Gilmar Mendes critica “abusos” e “autoritarismo” de juízes e promotores

Globo

O ministro do Supremo Tribunal Federal (STF) Gilmar Mendes fez duras críticas ao que chamou de “abusos” em investigações.

A crítica foi feita nesta segunda-feira, durante seminário do Grupo de Líderes Empresariais em Pernambuco. Gilmar Mendes se posicionou contra as atitudes tomadas por juízes e procuradores, afirmando que investigações devem sim ser feitas, mas que o abuso não pode ser permitido.

Expandiu-se demais a investigação, além dos limites. Abriu-se inquérito para investigar o que já estava explicado de plano. Qual é o objetivo? É colocar medo nas pessoas. É desacreditá-las.
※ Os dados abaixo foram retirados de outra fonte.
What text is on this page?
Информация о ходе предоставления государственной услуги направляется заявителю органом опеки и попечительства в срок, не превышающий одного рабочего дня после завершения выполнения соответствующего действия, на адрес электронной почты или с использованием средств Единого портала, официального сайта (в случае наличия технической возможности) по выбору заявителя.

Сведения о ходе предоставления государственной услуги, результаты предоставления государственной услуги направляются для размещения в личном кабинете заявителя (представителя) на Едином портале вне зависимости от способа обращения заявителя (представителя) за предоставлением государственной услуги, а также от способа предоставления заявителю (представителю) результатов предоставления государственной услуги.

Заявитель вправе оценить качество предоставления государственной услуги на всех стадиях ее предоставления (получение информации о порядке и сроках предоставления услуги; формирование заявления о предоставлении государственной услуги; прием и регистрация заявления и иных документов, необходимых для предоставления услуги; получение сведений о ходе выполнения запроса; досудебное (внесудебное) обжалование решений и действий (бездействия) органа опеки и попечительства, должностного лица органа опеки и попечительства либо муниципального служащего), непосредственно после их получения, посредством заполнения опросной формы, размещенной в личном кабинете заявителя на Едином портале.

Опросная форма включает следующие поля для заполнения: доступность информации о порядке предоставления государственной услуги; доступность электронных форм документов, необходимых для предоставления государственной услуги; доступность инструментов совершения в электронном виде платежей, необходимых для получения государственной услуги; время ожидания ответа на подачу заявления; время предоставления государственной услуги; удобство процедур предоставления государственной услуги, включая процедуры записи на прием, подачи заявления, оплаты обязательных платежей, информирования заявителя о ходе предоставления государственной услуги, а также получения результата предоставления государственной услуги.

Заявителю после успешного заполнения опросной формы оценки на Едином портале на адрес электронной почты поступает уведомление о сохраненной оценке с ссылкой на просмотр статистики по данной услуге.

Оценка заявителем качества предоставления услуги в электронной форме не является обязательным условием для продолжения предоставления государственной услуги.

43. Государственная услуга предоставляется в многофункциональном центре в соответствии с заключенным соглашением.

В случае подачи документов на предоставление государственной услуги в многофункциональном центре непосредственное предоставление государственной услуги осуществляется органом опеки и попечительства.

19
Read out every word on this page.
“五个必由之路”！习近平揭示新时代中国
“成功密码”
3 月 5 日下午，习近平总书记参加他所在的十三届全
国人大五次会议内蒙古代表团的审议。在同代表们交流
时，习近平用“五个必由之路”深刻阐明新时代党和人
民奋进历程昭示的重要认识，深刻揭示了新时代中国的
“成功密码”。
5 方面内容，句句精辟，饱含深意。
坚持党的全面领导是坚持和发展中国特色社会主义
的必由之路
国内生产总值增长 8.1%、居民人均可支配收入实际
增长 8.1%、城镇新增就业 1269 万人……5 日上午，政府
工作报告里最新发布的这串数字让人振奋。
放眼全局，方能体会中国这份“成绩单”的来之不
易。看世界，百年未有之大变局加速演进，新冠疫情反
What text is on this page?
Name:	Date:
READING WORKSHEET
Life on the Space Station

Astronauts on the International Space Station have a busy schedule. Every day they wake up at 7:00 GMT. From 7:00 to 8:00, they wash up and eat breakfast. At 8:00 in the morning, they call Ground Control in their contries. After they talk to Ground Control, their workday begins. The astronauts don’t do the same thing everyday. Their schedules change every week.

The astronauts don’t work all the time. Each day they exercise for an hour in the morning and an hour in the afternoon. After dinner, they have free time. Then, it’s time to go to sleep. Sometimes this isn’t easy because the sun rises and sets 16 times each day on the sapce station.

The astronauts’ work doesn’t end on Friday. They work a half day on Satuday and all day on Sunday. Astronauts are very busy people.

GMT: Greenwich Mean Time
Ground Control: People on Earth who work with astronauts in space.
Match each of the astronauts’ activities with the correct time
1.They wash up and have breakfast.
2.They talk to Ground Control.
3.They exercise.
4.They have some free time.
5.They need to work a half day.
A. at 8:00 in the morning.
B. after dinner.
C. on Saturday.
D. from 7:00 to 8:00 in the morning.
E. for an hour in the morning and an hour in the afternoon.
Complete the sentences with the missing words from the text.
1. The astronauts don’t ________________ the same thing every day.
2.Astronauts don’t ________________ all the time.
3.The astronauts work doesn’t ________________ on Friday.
Aí as investigações devem ser questionadas

Gilmar Mendes, que também é presidente do Tribunal Superior Eleitoral (TSE), usou como exemplo as investigações contra os ministros do Superior Tribunal de Justiça (STJ) Francisco Falcão e Marcelo Navarro, para averiguar se a nomeação de ambos se deu como troca de favores para obstrução de investigação da Operação Lava-Jato.

— Quem é que não pediu para ser indicado?

Quem é que não fez lista de apoio? Agora esse infeliz, grande sujeito, bom acadêmico, bom juiz está sendo investigado.

Qual é o objetivo desse inquérito? Vai levar a algum lugar?

Alguém vai provar que ele negociou alguma decisão? Claro que não, mas o objetivo é constrangê-lo.

E constranger o tribunal. E constranger a magistratura.

Ele se opôs às investigações abertas e declarou que nenhum país deveria se organizar com o objetivo principal de combater a corrupção, em termos institucionais e econômicos.

Para Gilmar, faz-se necessário limites.

— Nós não podemos despencar para um modelo de estado policial, como também não se pode cogitar de investigações feitas na calada da noite.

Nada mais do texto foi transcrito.